Nach dem desaströsen Playoff-Aus in Bamberg überrascht FC-Bayern-Trainer Pesic mit einer Volte: Entgegen seiner früheren Ankündigung will er nun doch weitermachen - fraglich ist, ob man ihn lässt.

Von Ralf Tögel, Bamberg/München

Es war die zweite Pressekonferenz des Trainers Svetislav Pesic binnen kurzer Zeit, die Eingang in die Annalen der Basketball-Historie finden wird. Nur ein paar Minuten waren verstrichen nach einer denkwürdigen Abreibung seiner Mannschaft im dritten Playoff-Halbfinalspiel in Bamberg, als Pesic eine bemerkenswerte Volte schlug. Er habe, so eröffnete der 66-Jährige der staunenden Fachwelt, in den vergangenen Tagen nachgedacht und sei zu der Erkenntnis gekommen, vom Rücktritt zurückzutreten. "Zu 99 Prozent werde ich weiterkämpfen", sagte Pesic, und trat damit der Annahme entgegen, dass er gerade seine letzte Partie in verantwortlicher Position geleitet habe.

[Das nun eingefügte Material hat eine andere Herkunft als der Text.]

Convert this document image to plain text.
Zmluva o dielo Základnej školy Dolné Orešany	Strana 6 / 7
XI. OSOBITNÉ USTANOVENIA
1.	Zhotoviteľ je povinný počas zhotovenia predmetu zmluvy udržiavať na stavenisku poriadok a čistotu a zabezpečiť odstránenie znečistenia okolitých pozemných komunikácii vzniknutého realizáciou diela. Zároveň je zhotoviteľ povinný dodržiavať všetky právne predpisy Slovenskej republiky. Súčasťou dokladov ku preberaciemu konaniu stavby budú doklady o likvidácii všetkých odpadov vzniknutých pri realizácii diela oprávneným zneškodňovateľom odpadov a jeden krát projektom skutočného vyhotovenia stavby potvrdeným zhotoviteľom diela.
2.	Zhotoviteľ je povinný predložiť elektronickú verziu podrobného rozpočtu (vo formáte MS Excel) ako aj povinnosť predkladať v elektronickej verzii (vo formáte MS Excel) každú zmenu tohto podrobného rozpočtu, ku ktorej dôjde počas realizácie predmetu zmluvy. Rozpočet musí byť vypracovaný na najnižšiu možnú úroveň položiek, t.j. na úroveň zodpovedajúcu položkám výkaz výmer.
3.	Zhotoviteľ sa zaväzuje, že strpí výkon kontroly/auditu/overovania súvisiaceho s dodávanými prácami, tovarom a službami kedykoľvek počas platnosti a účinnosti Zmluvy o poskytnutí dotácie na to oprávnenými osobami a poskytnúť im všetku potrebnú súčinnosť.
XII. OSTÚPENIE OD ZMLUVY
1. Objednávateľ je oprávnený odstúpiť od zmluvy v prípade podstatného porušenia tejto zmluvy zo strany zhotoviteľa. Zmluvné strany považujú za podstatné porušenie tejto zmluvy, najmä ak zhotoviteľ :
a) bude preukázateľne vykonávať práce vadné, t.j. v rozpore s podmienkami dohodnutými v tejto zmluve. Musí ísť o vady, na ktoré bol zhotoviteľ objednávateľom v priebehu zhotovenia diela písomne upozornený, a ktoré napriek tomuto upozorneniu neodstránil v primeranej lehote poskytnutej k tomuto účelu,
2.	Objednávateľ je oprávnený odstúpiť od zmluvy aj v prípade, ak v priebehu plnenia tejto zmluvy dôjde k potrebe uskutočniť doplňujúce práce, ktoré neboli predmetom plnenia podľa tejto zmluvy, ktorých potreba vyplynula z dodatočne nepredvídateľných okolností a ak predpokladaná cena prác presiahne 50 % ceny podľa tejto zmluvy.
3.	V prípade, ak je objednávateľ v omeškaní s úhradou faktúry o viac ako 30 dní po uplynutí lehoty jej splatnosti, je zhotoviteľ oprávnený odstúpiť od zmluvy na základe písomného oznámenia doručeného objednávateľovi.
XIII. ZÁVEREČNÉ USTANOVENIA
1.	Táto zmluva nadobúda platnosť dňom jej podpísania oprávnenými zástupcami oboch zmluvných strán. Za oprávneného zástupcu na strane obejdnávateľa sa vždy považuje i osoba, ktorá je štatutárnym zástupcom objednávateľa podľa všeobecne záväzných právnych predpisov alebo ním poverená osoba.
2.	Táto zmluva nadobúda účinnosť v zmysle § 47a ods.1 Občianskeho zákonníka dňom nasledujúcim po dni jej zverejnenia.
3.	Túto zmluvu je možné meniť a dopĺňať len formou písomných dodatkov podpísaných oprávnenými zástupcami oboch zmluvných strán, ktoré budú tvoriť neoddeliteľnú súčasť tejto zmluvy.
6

Auffallend ist dabei, dass sich der Trainer der FC-Bayern-Basketballer neuerlich die Hintertür eines Prozentpünktchens offenhielt, was den Schluss zulässt, dass seine Aussage nicht abgesprochen war. Pesic entscheidet Dinge gerne aus dem Bauch heraus, sagt seine Meinung oft ungeachtet der zu erwartenden Wirkung. Der blutleere Auftritt seiner Spieler und das desaströse 65:96 (20:49) zum 0:3 in der Best-of-five-Serie hat die Zahl seiner Kritiker sicher nicht verringert, muss aber nicht zwingend als Beleg eines Misstrauensvotums seiner Spieler interpretiert werden. Festzuhalten bleibt aber, dass der Meistertrainer von 2014 nun bereits die zweite Saison ohne Titelgewinn moderieren muss, eine Spielzeit, in der alle ausgegebenen Ziele verpasst wurden. Grund genug für Präsidium und Geschäftsführung, die vom Trainer angekündigte Fortführung der Zusammenarbeit genau zu überdenken.

Pesic selbst trägt an dieser Debatte die Hauptschuld, er hatte kürzlich seinen Rückzug trotz gültigen Vertrages für die kommende Saison angekündigt: "zu 99,9 Prozent". Der Grund: Eine vermeintliche Benachteiligung des emotionalen Serben durch Liga und Schiedsrichter. Darüber hinaus beklagte Pesic neulich im SZ-Interview fehlende Unterstützung vom Präsidium. Die Harmonie mit der Führungsetage war offenbar schon länger gestört: Der Vorwurf, dass man K. C. Rivers wegen einer niedrigen sechsstelligen Summe nicht von einer Rückkehr zu Real Madrid habe abhalten können, stieß beim Präsidium auf wenig Gegenliebe. Angesichts der jüngsten sportlichen Ereignisse ist es indes wenig ratsam, sich in Scharmützeln hinter den Kulissen aufzureiben, anstatt nach schnellen Lösungen zu suchen.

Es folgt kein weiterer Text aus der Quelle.